The macroeconomic policy in a social-developmentalist strategy
Please cite the paper as:
“André Biancarelli, Pedro Rossi, (2014), The macroeconomic policy in a social-developmentalist strategy, World Economics Association (WEA) Conferences, No. 1 2014, Is a more inclusive and sustainable development possible in Brazil?, 5th May to 12th August 2014”
Abstract
Economic development, in any of the several possible definitions, is a medium- and long-term process. More than that, it is always a set of structural changes, which are not to be confused with the short term fluctuations in the macroeconomic variables that generally have more attention in the economic news: exchange rate, interest rates, inflation, unemployment, public deficit. Not even the rate of growth is a parameter, much less a synonym, of development. This, from the point of view of governmental actions, is defined more by issues such as the role of the Government in the economy, the set of industrial, regulation, infrastructure, financing and income distribution policies and other social action fronts, among many other policies. That is, it takes a lot more than a macroeconomic management (here understood as the handling of the monetary, exchange rate and fiscal policies) to characterize a development strategy, although there are several points of contact between the two dimensions. The former president Lula administration is a clear example of gradual and important changes in the development strategy that occurred despite the visible continuities in management of the macroeconomic regime.
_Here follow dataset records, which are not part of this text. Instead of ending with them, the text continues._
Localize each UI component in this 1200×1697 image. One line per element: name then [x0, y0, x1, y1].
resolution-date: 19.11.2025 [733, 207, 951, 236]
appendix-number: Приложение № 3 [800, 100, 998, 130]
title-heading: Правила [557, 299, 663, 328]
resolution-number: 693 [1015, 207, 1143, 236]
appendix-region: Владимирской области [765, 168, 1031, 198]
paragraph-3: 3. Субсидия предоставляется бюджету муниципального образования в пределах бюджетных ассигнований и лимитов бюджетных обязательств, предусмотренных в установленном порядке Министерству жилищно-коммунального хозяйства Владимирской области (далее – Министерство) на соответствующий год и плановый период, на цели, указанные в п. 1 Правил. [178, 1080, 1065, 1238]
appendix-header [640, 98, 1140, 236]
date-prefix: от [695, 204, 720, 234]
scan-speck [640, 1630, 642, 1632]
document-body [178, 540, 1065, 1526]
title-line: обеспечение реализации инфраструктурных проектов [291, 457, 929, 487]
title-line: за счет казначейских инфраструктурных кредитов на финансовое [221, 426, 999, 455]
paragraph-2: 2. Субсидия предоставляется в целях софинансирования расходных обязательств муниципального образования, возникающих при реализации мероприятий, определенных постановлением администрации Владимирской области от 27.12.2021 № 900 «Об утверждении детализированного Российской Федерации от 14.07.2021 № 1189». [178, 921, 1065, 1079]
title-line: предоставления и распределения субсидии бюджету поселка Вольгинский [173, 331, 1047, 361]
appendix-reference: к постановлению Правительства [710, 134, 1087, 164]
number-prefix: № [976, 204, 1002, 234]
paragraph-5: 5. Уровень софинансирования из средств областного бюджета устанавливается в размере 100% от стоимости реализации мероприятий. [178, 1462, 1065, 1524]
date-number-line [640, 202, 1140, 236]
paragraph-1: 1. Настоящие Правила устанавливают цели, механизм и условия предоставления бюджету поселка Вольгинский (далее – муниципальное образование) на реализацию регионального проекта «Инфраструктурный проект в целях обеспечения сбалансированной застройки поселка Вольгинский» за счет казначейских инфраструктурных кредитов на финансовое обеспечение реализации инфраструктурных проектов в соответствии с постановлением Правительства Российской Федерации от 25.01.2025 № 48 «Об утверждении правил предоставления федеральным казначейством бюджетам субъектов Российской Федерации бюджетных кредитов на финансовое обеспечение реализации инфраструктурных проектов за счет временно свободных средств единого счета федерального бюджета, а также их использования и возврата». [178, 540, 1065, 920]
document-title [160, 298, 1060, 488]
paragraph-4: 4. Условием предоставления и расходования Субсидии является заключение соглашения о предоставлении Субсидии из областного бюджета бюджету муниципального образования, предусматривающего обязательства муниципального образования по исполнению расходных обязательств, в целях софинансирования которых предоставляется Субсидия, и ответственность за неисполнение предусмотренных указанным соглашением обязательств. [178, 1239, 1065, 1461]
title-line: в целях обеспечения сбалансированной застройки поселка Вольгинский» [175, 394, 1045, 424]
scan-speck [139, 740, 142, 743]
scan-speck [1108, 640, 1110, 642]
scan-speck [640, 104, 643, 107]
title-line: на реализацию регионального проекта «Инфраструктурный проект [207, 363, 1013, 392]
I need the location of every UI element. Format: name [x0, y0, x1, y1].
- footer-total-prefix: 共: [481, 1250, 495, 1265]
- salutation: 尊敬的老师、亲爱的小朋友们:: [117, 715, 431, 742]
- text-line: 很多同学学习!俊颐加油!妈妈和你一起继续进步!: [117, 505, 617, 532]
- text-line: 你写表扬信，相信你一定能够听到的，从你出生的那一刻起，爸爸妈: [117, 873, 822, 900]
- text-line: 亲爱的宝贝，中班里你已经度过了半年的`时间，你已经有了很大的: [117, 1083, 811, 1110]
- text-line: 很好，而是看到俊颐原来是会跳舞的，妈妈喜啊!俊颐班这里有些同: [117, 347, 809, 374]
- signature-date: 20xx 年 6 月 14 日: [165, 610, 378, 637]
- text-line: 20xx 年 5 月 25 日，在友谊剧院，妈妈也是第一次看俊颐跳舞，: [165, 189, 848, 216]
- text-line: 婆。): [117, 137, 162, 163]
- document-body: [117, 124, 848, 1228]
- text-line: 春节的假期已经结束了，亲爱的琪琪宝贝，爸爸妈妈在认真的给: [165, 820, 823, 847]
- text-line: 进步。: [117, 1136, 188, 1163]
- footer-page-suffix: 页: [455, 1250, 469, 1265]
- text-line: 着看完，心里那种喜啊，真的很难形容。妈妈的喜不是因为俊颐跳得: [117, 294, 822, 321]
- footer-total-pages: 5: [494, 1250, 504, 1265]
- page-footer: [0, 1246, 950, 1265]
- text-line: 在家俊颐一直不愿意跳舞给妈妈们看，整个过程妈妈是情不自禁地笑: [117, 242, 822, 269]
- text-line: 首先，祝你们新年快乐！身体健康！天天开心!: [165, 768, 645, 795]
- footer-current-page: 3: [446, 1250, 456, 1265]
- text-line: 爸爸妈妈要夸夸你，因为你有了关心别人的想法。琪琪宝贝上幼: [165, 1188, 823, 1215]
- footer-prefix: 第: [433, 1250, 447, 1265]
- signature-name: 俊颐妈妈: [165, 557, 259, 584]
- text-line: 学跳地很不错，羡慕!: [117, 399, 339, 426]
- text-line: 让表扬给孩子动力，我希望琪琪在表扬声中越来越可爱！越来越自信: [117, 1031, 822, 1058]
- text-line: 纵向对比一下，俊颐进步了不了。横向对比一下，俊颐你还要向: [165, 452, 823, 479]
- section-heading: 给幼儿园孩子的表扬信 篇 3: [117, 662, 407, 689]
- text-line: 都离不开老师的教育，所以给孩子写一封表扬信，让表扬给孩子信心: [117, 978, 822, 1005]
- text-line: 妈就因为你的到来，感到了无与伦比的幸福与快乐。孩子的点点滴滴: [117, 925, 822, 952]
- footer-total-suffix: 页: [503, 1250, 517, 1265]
Using an expression to the liking of economists, the macro regime is therefore a non-sufficient condition for development. But it seems to be a necessary condition, mainly because of the negative influences and barriers that it can impose on the conduct of procedures defined by the broader strategy. Again, the processes under way in the Brazilian economy over the past few years are a clear example of these restrictions.
Thus, the present paper deals with these relationships between the macroeconomic policy fronts themselves (exchange rate, monetary and fiscal) and an ideal development project, whose constituent elements were presented, in part, over the past presidential terms, but whose contents need to be revisited, deepened and complemented. This strategy, here called as “social-developmentalist”, has its social component contextualized and summarized in the first section. On the second one, we present an overview of the constraints (mainly external) to the Brazilian growth model and to the operation of economic policy in the current context and the general directions that should guide it. The third section focuses on the institutional framework of each of these three policy fronts and assesses their recent conduct in Brazil, in the light of the preceding considerations. Brief conclusions finish the text.
During the period of this conference we observed the creation of the New Development Bank and the Contingent Reserve Arrangement. The creation of these institutions was an important fact, and we can perceive it when we look to the economic debate and read articles about this issue everywhere.
As I am interested in this issue, I made comments in other two articles asking for the authors to make relations between the creation of the New Development Bank and the Contingent Reserve Arrangement and the main subject of the articles. With your article could not be different because we are discussing about a new economic order that affects the participating nations.
Do you think that the creation of these institutions can help to deep the social-developmentalist strategy in Brazil?